The kind of information he goes after depends on the plan. Suppose, for instance, that he wants to confuse and delay the first response to a physical attack on a port facility in a coastal city. He can fill up the agencies with disinformation that will send police, fire and medical responders on wild goose chases. He can send commanders downtown for non-existent meetings. He can mount denial of service attacks on e-mail, VoIP and wireless communications servers.
And when the physical attack comes, a confused first response will raise the amount of damage and the casualty count.

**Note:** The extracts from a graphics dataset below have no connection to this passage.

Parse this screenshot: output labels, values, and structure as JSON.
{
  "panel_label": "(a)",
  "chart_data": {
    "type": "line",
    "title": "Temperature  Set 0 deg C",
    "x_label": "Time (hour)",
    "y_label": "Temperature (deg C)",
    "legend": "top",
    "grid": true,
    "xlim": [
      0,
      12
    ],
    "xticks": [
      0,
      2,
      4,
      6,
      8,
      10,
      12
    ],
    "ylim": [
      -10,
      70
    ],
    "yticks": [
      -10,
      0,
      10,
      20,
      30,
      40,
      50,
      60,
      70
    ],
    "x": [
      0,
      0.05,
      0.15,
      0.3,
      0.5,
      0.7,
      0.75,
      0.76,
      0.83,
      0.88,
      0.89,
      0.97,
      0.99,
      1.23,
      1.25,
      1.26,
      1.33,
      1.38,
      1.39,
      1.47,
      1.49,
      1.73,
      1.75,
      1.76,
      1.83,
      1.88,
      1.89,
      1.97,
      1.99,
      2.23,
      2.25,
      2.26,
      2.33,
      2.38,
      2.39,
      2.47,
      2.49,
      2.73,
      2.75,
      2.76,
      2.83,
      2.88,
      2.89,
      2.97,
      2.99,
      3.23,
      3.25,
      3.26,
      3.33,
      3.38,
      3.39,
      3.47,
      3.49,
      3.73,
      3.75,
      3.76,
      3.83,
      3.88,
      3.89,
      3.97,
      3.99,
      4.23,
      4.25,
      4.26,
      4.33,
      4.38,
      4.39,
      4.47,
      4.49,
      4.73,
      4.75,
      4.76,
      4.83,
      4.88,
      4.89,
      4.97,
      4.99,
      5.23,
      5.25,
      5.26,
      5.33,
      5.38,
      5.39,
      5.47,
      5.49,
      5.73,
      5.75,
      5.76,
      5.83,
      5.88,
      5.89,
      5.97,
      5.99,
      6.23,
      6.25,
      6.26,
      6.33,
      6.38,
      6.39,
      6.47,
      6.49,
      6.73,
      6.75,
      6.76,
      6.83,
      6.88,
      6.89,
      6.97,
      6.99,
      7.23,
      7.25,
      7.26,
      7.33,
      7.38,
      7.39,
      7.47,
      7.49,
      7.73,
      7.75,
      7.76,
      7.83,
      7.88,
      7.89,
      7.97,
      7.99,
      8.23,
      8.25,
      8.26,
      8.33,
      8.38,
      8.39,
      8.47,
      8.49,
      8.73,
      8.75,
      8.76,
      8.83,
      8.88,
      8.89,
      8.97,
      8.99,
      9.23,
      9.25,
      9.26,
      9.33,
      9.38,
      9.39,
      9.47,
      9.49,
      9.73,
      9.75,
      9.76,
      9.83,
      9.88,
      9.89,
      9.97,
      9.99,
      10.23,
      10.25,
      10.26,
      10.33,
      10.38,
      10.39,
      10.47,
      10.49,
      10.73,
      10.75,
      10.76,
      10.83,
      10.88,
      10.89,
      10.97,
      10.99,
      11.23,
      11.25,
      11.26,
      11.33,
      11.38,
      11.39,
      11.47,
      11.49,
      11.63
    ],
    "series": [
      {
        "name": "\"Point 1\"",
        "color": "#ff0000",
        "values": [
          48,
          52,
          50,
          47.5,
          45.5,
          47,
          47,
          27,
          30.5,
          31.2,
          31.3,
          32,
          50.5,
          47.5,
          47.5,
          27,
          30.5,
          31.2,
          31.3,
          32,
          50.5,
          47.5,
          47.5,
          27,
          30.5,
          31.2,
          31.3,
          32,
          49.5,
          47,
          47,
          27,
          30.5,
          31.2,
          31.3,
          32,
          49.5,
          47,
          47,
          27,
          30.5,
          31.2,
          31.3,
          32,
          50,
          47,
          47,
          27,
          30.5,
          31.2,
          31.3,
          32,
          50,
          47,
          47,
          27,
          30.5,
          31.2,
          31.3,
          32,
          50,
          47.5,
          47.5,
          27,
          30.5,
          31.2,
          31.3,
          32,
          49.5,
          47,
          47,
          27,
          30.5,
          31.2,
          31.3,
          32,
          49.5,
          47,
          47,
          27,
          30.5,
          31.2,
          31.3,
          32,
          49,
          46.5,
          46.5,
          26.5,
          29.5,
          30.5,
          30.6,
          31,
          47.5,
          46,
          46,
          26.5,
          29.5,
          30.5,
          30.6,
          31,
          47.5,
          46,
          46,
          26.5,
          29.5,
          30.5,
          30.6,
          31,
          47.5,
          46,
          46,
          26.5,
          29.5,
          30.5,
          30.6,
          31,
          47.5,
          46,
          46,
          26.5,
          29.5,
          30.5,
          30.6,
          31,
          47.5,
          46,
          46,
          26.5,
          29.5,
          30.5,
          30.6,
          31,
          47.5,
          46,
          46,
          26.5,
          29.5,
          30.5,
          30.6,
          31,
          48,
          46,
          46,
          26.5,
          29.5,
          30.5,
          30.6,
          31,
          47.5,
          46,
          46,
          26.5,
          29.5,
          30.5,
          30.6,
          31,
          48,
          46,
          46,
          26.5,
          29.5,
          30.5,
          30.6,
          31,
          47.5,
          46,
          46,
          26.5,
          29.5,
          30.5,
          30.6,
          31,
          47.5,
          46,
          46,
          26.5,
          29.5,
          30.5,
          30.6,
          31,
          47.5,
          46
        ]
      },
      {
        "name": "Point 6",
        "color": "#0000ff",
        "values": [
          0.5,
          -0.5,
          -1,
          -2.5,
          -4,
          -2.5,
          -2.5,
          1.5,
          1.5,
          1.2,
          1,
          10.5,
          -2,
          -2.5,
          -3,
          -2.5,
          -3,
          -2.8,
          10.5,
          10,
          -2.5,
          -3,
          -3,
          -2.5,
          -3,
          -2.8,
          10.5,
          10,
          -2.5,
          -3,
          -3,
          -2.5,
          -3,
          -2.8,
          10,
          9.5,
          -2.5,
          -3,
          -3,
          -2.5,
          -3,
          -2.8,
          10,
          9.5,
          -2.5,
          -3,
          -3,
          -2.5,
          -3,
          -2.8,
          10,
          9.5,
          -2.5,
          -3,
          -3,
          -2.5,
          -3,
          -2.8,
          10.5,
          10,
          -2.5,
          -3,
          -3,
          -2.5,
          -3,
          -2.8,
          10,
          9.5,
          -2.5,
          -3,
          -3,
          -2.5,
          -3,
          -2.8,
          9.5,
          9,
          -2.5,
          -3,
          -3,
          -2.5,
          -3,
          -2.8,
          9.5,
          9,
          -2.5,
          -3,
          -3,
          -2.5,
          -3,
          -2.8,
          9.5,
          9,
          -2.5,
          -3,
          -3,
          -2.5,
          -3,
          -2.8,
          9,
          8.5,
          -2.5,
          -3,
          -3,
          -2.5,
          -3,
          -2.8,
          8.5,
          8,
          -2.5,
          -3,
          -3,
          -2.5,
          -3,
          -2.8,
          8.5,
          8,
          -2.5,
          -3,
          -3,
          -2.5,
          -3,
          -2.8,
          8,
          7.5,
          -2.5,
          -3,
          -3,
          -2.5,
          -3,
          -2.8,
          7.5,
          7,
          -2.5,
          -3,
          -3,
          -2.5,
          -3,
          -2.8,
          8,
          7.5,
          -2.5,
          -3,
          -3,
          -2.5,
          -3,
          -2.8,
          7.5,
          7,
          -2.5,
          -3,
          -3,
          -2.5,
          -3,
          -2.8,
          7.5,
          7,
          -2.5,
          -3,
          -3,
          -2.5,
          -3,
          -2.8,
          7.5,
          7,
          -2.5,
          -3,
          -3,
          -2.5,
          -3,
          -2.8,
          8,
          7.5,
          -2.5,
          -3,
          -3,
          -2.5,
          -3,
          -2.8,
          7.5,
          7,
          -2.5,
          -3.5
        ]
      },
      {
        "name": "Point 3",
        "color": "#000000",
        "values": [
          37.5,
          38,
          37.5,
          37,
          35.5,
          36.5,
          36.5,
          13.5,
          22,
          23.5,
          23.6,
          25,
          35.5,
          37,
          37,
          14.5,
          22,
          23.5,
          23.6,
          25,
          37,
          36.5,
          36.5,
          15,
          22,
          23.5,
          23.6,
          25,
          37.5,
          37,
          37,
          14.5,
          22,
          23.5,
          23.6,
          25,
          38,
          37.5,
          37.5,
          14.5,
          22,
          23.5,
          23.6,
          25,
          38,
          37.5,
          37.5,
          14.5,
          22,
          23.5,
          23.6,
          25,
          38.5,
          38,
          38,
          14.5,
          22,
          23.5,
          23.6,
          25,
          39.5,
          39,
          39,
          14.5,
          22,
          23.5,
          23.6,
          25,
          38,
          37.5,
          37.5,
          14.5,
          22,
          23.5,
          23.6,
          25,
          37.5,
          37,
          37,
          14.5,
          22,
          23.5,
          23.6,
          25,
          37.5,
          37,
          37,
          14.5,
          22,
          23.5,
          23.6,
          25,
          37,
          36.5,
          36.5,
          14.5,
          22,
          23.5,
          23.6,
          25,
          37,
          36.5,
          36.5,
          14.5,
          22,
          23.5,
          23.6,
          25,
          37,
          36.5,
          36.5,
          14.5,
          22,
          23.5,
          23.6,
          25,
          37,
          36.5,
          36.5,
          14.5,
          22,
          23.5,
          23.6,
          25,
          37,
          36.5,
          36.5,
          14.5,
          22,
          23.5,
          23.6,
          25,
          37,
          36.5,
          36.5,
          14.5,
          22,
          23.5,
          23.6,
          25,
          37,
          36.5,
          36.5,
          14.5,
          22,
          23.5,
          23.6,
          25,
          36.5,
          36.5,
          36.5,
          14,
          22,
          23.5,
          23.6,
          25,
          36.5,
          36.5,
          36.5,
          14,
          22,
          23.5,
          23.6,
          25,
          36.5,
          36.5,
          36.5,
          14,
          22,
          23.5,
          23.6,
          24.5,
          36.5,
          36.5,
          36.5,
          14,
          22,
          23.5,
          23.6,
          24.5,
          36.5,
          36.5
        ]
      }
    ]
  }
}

The ultimate security piece: Human judgment
When an organization falls for a social engineering attack, it is a human failure, says David Gewirtz, editor-in-chief of Computing Unplugged and a Ph.D. in computer science.
“The biggest mistake we make is not learning enough about network technologies and what a malicious person can do,” Gewirtz says. “We say that we’re not technical so it is someone else’s problem to figure out the security problems. In fact, it’s dangerous not to have a base level of technical knowledge”
The General Accountability Office recently released a study recommending how a number of federal agencies could strengthen e-mail record keeping systems. In reading the report, Gewirtz discovered a network security flaw buried in the footnotes. The Federal Trade Commission (FTC) prohibits staff from accessing external Web-based e-mail with the agency’s Web browsers. But agency employees may use remote application software to obtain access to external Web-based e-mail as a convenience. A footnote explains that the remote application is Citrix.
“Citrix creates a tunnel from a remote desktop to your local desktop,” Gewirtz says. “The tunnel lets you move stuff from point A to point B. But you have no way of knowing who else is moving stuff from point A to point B through the tunnel.”
Like the nuclear power plant that connected its secure network to the Internet, the FTC vulnerability has nothing to do with technology. It is an error in human judgment.